Nos bastidores da política do Distrito Federal, cresce a insatisfação de pré-candidatos e lideranças que acreditaram em promessas feitas por dirigentes partidários. O roteiro parece sempre o mesmo: durante as conversas, surgem garantias de estrutura, apoio financeiro, tempo de televisão, espaço político, prioridade na chapa e até promessas de cargos futuros. Na prática, porém, muitos relatam uma realidade bem diferente.
A poucos meses das eleições, há quem descubra que a vaga prometida nunca existiu, que o apoio anunciado ficou apenas no discurso e que os compromissos assumidos desapareceram diante das conveniências políticas.
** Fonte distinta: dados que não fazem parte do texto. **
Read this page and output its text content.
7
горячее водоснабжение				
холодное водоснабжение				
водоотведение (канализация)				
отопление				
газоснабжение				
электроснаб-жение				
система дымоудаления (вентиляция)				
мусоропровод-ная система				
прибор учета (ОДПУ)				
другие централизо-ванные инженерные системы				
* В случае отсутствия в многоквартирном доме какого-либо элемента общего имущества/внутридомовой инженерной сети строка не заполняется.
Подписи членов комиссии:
Na política, negociar faz parte do jogo. O problema começa quando a palavra deixa de ter valor. Prometer “mundos e fundos” para atrair filiados ou pré-candidatos e, depois, simplesmente abandonar os compromissos assumidos, compromete a confiança e enfraquece a credibilidade das próprias legendas.
Não são poucos os políticos que hoje afirmam ter recebido promessas de prioridade nas nominatas, de recursos eleitorais e de respaldo da direção partidária. Quando o calendário eleitoral avança, muitos percebem que as decisões mudaram e que outros interesses passaram a prevalecer.
Em um cenário de intensa disputa por vagas e alianças, a transparência deveria ser uma das principais virtudes de quem dirige um partido político. Dizer “não” desde o início é muito mais honesto do que criar expectativas que jamais serão cumpridas.
A política é construída com diálogo, estratégia e confiança. Quando a palavra perde valor, perde também a capacidade de unir pessoas em torno de um projeto. Quem promete demais e entrega de menos pode até conquistar aliados por um momento, mas dificilmente preservará sua credibilidade no longo prazo.
Em ano eleitoral, vale um alerta para quem pretende disputar um cargo público: antes de acreditar em promessas grandiosas, é recomendável observar o histórico de quem as faz. Na política, assim como na vida, confiança se conquista com atitudes, não apenas com discursos.